Filter and map operations in Kafka - Time & Space Complexity
We want to understand how the time it takes to run filter and map operations changes as the data grows.
How does the number of items affect the work done by these operations?
Analyze the time complexity of the following code snippet.
val numbers = List(1, 2, 3, 4, 5, 6, 7, 8, 9, 10)
val evenNumbers = numbers.filter(n => n % 2 == 0)
val doubled = evenNumbers.map(n => n * 2)
This code filters even numbers from a list and then doubles each filtered number.
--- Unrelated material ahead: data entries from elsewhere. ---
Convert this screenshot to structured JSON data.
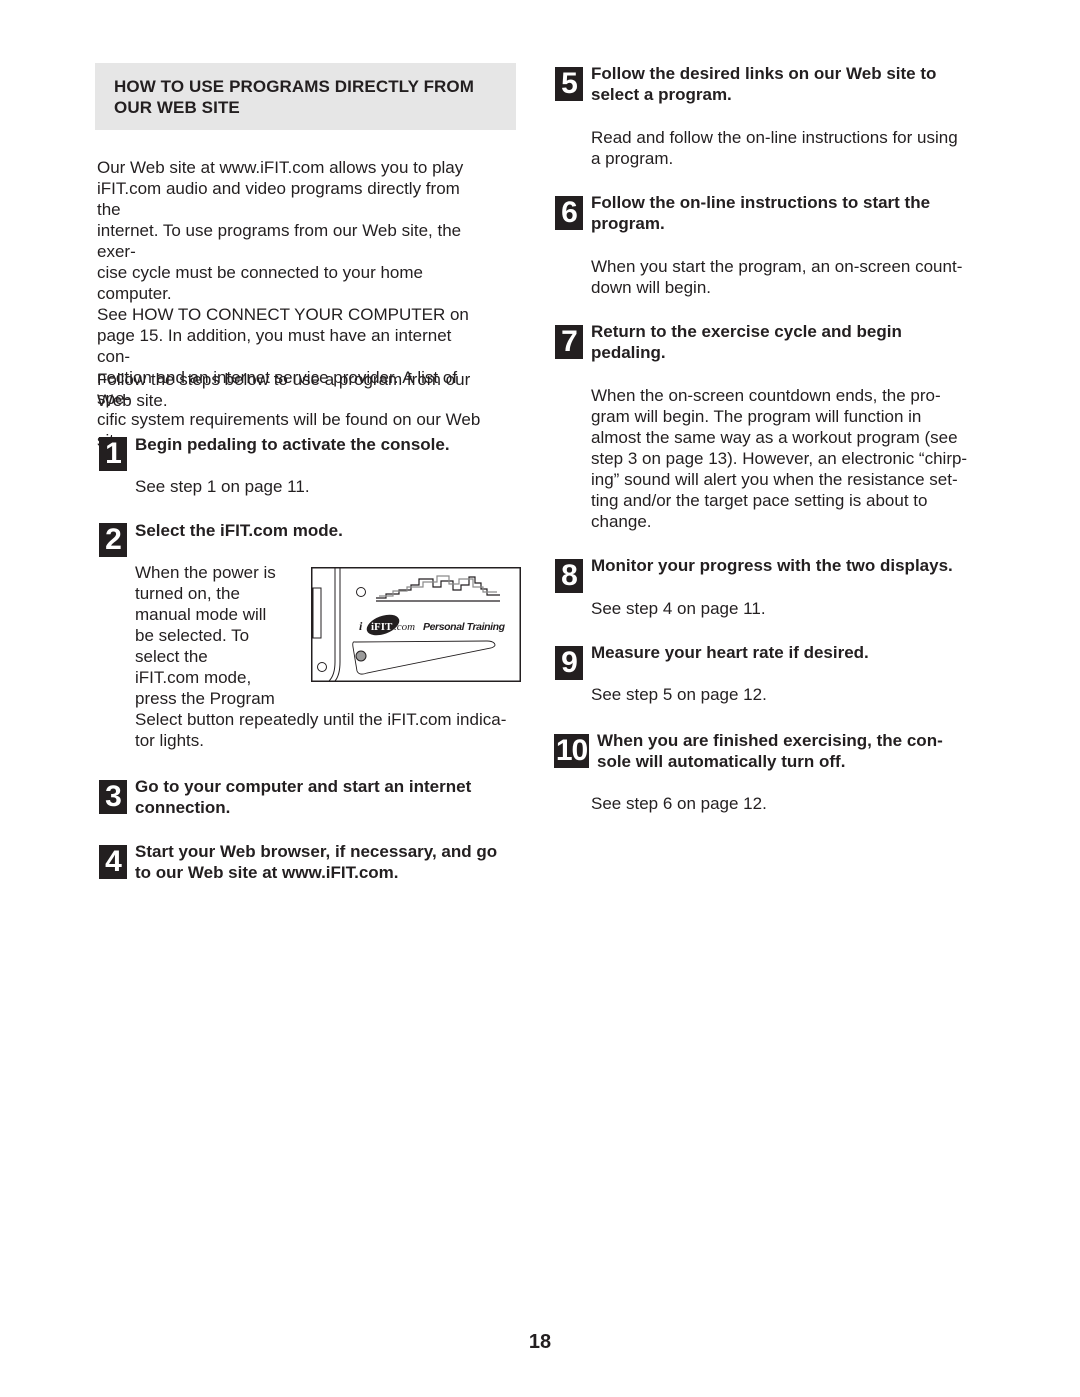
{
  "section": {
    "title": "HOW TO USE PROGRAMS DIRECTLY FROM OUR WEB SITE",
    "intro_lines": [
      "Our Web site at www.iFIT.com allows you to play",
      "iFIT.com audio and video programs directly from the",
      "internet. To use programs from our Web site, the exer-",
      "cise cycle must be connected to your home computer.",
      "See HOW TO CONNECT YOUR COMPUTER on",
      "page 15. In addition, you must have an internet con-",
      "nection and an internet service provider. A list of spe-",
      "cific system requirements will be found on our Web",
      "site."
    ],
    "follow_lines": [
      "Follow the steps below to use a program from our",
      "Web site."
    ]
  },
  "steps": [
    {
      "number": "1",
      "heading_lines": [
        "Begin pedaling to activate the console."
      ],
      "body_lines": [
        "See step 1 on page 11."
      ]
    },
    {
      "number": "2",
      "heading_lines": [
        "Select the iFIT.com mode."
      ],
      "body_lines": [
        "When the power is",
        "turned on, the",
        "manual mode will",
        "be selected. To",
        "select the",
        "iFIT.com mode,",
        "press the Program",
        "Select button repeatedly until the iFIT.com indica-",
        "tor lights."
      ]
    },
    {
      "number": "3",
      "heading_lines": [
        "Go to your computer and start an internet",
        "connection."
      ],
      "body_lines": []
    },
    {
      "number": "4",
      "heading_lines": [
        "Start your Web browser, if necessary, and go",
        "to our Web site at www.iFIT.com."
      ],
      "body_lines": []
    },
    {
      "number": "5",
      "heading_lines": [
        "Follow the desired links on our Web site to",
        "select a program."
      ],
      "body_lines": [
        "Read and follow the on-line instructions for using",
        "a program."
      ]
    },
    {
      "number": "6",
      "heading_lines": [
        "Follow the on-line instructions to start the",
        "program."
      ],
      "body_lines": [
        "When you start the program, an on-screen count-",
        "down will begin."
      ]
    },
    {
      "number": "7",
      "heading_lines": [
        "Return to the exercise cycle and begin",
        "pedaling."
      ],
      "body_lines": [
        "When the on-screen countdown ends, the pro-",
        "gram will begin. The program will function in",
        "almost the same way as a workout program (see",
        "step 3 on page 13). However, an electronic “chirp-",
        "ing” sound will alert you when the resistance set-",
        "ting and/or the target pace setting is about to",
        "change."
      ]
    },
    {
      "number": "8",
      "heading_lines": [
        "Monitor your progress with the two displays."
      ],
      "body_lines": [
        "See step 4 on page 11."
      ]
    },
    {
      "number": "9",
      "heading_lines": [
        "Measure your heart rate if desired."
      ],
      "body_lines": [
        "See step 5 on page 12."
      ]
    },
    {
      "number": "10",
      "heading_lines": [
        "When you are finished exercising, the con-",
        "sole will automatically turn off."
      ],
      "body_lines": [
        "See step 6 on page 12."
      ]
    }
  ],
  "console_illustration": {
    "logo_text": "iFIT",
    "logo_suffix": ".com",
    "label": "Personal Training"
  },
  "page_number": "18"
}
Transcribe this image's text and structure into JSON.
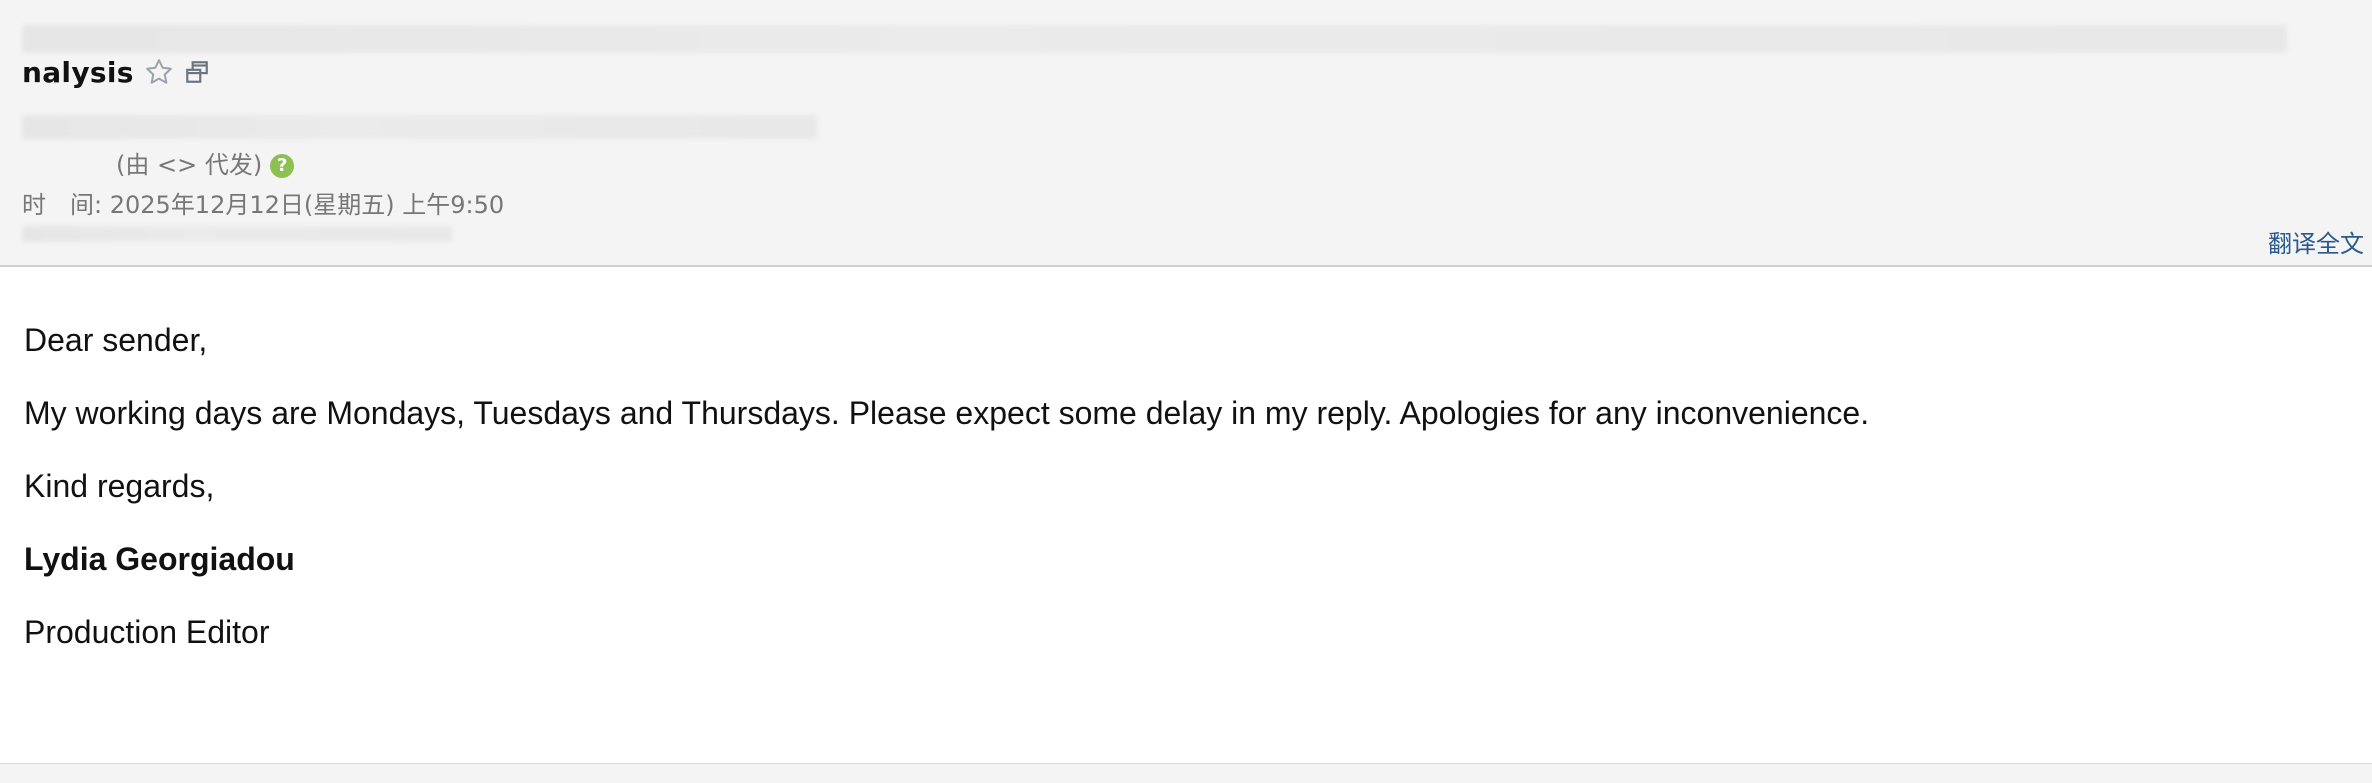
{
  "header": {
    "subject": "nalysis",
    "star_icon": "star-outline-icon",
    "popout_icon": "open-in-new-window-icon",
    "sender_via": "(由 <> 代发)",
    "help_icon_glyph": "?",
    "time_label": "时　间:",
    "time_value": "2025年12月12日(星期五) 上午9:50",
    "translate_label": "翻译全文",
    "accent_color": "#2a5a8c",
    "help_color": "#8cc152"
  },
  "body": {
    "greeting": "Dear sender,",
    "message": "My working days are Mondays, Tuesdays and Thursdays. Please expect some delay in my reply. Apologies for any inconvenience.",
    "closing": "Kind regards,",
    "signature_name": "Lydia Georgiadou",
    "signature_title": "Production Editor"
  }
}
Identify the loops, recursion, array traversals that repeat.
- Primary operation: Traversing the list twice: once for filter, once for map.
- How many times: Each operation goes through all items in the list once.
As the list gets bigger, the work grows because each item is checked and then processed.
| Input Size (n) | Approx. Operations |
|---|---|
| 10 | About 20 (10 for filter + 10 for map) |
| 100 | About 200 (100 for filter + 100 for map) |
| 1000 | About 2000 (1000 for filter + 1000 for map) |
Pattern observation: The total work grows roughly twice as fast as the input size.
Time Complexity: O(n)
This means the time to run filter and map grows in a straight line with the number of items.
[X] Wrong: "Filter and map together make the time complexity O(n²) because they are two steps."
[OK] Correct: Each step goes through the list once, so the total work adds up, not multiplies. This keeps it linear, not squared.
Understanding how filter and map scale helps you explain how data processing pipelines work efficiently in real projects.
"What if we combined filter and map into one step? How would the time complexity change?"